La lettera è datata ‘Recanati 29 agosto 1823’ e indirizzata al marchese Giuseppe Melchiorri a Roma, e cita la rottura con Visconti, la morte di Papa Pio VII e il successivo conclave. La lettera è stata acquistata ripiegata e imbraghettata nel primo volume dell’Epistolario del poeta, edito da Le Monnier, Firenze, del 1883, edizione in cui la lettera non risulta, quasi a riempire la lacuna, mentre è presente nell’ultima edizione completa dell’epistolario, a cura di Franco Brioschi e Patrizia Landi (Torino, Bollati-Boringhieri, 1998, 2 voll), pubblicata col numero 583 nel primo volume alle pp. 747-47. Brioschi la riprende da Prospero Viani che la pubblica riportandola dalla copia apografa nel 1878.

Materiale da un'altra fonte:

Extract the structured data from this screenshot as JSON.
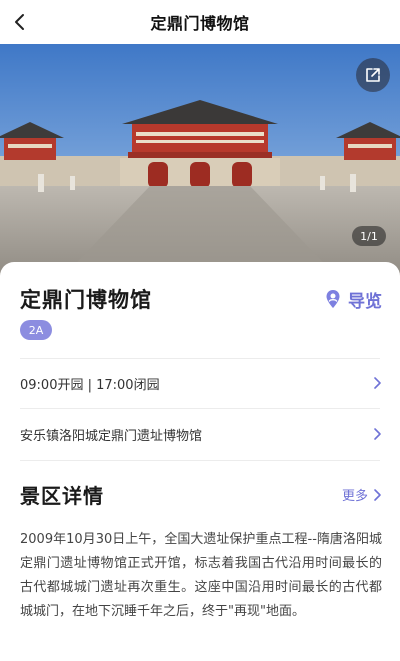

L’autografo riveste particolare interesse documentale perchè fa parte delle missive dal tono più intimo scambiate tra Giacomo e i suoi familiari, in particolare Carlo e Paolina, e gli amici più stretti (Brighenti, Giordani, Melchiorri). Da essa traspare una scrittura meno metodica e un tono fraterno, ma soprattutto, come anche nelle altre lettere indirizzate al cugino, la voglia di condividere dispiaceri e inquietudini, opinioni e giudizi, speranze e delusioni. E si apre con un riferimento allo screzio tra Melchiorri e Visconti e un commento sull’importanza dell’amicizia: “Veramente le amicizie o non si dovrebbero mai stringere, o strette che fossero non si dovrebbero mai rompere. Sono però ben certo e bene persuaso che la colpa in ciò non sia stata vostra”.

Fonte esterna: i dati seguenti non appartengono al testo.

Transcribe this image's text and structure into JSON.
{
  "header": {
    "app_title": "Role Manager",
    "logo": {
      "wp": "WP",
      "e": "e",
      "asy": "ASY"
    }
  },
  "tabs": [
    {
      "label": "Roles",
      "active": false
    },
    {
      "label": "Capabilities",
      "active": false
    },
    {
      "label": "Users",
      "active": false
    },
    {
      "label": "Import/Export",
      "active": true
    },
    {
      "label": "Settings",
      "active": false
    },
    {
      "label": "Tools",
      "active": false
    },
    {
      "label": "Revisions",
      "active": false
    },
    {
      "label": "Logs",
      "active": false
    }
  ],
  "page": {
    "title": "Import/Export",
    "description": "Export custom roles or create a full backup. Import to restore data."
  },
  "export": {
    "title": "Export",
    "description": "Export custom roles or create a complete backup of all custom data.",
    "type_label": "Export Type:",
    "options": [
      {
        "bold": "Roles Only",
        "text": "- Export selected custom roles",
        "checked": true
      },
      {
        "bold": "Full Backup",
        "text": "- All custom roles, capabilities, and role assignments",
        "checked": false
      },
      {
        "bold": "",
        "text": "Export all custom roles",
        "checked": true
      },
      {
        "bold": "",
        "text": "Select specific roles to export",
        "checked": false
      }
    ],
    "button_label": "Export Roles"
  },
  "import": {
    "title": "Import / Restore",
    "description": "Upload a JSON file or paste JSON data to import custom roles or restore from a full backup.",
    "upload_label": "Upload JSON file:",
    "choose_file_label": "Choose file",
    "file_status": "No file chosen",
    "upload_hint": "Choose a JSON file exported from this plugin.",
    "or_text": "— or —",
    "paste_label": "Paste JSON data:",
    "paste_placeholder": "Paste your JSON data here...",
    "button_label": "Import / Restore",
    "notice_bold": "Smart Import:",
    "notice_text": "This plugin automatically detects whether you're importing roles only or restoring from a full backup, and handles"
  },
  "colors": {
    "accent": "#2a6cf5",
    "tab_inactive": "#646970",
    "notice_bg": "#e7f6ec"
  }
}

Il rapporto epistolare tra Leopardi e Giuseppe Melchiorri, figlio della sorella del padre ,Ferdinanda, inizia con la lettera di Melchiorri del 26 dicembre 1821 e durerà circa 10 di dieci anni (1822-1832) rendendosi più fitta negli anni 1822-25. Con il cugino, Giacomo intrattiene una corrispondenza pervasa di accenti di affettività simili a quelli riservati al fratello Carlo. I due cugini sono infatti quasi coetanei e grazie alla confidenza acquisita nel corso della frequentazione, durante i soggiorni romani di Giacomo, si confidano opinioni e giudizi.
L’autografo acquisito è spedito subito dopo il primo soggiorno romano di Giacomo. Dalla lettera troviamo conferma di come anche il linguaggio tra i due, inizialmente formale, sia diventato più affettuoso (“Caro Peppino”, inizia la lettera) espressione di un chiaro sviluppo del rapporto tra i due cugini. Melchiorri è molto vicino a Leopardi in quegli anni e condivide con lui l’amore per gli studi filologici.

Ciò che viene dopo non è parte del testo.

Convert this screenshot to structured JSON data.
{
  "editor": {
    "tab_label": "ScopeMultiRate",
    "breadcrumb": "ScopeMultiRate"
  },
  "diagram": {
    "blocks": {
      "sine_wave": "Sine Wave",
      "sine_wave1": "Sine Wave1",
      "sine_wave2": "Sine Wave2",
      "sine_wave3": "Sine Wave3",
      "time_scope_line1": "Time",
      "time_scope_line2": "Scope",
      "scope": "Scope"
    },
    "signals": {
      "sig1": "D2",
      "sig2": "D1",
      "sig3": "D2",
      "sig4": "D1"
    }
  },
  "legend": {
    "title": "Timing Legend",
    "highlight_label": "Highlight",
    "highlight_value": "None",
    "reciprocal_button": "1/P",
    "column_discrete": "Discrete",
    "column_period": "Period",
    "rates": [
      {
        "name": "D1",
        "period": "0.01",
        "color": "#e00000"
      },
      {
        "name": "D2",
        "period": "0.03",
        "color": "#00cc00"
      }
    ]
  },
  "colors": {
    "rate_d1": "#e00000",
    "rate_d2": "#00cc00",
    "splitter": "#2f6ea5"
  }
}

Nella lettera troviamo riferimento, infatti, agli “stamponi” che attengono il lavoro di Leopardi ‘Annotazioni sopra la Cronica d’Eusebio’ e si riporta la discussione tra due cugini sulla collezione dei classici latini edita da Pomba, editore torinese, tra il 1818 e il 1835 dal titolo ‘Collectio Latinorum scriptorum cum notis’.